Para su uso en el baño barreñero, en mi casa solía haber —no en vano teníamos tienda— alguna pastilla de jabón «de olor» (llamado «del bueno» para diferenciarlo del otro tan basto que era el «de lavar» la ropa), un jabón cremoso de agradable aroma, que recuerdo de un color verde suave y envuelto en papel amarillo y blanco, de la marca Heno de Pravia, el más vendido de los pocos —¿¡el único!?— de esta clase que había en la tienda que mi familia tenía en el pueblo.

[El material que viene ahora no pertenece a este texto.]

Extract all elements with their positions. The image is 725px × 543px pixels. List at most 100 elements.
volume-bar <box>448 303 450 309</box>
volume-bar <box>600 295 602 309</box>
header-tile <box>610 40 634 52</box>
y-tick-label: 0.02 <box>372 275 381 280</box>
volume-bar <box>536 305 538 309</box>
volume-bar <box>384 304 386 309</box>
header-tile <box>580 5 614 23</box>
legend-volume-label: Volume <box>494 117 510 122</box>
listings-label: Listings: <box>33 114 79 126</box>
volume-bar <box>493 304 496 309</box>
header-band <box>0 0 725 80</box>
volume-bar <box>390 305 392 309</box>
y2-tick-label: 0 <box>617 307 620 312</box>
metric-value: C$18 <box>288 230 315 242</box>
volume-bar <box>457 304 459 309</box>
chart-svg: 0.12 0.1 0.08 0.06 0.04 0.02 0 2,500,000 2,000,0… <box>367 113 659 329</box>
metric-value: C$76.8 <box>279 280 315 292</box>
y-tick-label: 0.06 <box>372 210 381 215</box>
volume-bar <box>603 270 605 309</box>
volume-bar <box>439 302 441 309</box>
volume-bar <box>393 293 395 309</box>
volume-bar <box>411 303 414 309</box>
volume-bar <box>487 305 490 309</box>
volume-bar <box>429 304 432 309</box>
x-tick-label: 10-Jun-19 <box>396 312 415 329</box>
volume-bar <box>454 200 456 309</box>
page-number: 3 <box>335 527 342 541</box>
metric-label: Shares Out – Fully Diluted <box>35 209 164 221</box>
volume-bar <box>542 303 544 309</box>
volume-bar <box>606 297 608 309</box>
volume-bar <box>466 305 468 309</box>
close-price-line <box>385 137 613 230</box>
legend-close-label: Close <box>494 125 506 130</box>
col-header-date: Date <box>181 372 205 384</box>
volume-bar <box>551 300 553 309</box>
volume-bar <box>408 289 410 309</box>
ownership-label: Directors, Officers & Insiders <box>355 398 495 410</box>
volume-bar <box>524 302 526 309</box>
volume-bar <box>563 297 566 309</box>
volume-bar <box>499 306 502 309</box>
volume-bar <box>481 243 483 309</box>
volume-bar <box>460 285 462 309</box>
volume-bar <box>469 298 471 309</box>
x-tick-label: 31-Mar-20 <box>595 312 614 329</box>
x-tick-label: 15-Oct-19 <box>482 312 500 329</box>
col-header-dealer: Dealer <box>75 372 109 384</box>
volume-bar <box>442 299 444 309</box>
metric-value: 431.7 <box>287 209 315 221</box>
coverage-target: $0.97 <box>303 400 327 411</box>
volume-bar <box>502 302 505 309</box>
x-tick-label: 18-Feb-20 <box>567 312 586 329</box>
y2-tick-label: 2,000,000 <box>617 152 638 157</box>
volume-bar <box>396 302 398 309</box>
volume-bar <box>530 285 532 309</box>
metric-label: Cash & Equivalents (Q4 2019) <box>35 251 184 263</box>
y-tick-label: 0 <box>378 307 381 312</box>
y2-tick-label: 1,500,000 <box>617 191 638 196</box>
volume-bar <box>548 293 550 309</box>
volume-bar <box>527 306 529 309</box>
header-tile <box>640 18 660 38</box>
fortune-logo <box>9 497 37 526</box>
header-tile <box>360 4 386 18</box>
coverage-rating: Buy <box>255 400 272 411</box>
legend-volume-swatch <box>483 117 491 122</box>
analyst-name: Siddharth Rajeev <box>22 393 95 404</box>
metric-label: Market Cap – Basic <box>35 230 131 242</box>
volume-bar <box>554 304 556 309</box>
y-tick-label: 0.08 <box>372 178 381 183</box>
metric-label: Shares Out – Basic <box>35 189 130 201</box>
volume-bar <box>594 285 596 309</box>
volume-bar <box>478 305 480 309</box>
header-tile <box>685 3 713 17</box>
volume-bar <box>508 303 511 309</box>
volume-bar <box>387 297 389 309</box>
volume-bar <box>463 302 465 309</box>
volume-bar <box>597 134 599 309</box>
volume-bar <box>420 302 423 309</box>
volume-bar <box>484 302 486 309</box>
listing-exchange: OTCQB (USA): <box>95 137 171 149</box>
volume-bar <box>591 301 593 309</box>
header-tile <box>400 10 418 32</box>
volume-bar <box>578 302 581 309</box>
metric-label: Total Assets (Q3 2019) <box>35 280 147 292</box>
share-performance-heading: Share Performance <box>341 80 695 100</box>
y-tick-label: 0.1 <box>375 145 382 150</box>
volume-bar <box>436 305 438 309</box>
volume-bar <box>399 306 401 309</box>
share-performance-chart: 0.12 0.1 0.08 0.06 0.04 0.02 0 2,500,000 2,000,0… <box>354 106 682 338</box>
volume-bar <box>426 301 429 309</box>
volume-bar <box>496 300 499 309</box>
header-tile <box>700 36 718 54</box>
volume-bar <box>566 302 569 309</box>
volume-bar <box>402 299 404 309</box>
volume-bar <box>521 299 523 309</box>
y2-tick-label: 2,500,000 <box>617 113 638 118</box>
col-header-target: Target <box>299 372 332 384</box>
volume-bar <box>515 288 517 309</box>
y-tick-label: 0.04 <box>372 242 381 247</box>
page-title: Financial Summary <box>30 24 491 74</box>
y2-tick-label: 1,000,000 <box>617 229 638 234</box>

Y ya enredaos con lo del baño, aprovechaba tu madre y te lavaba también la cabeza con un terroso champú en polvo, un lavado de pelo que acababa con un último enjuague a base de agua con vinagre, el eficaz antiparasitario «perfumado» de la época.
Para entonces ya habías pasado un buen rato metido en el agua, y, por efecto del prolongado remojo, empezabas a arrugarte, «como los garbanzos» te decían los mayores, y tú, para comprobarlo, te mirabas sorprendido las yemas de los dedos, blandas, blancas y surcadas de rugosidades.
¡Había que ver cómo terminaba el agua del barreño!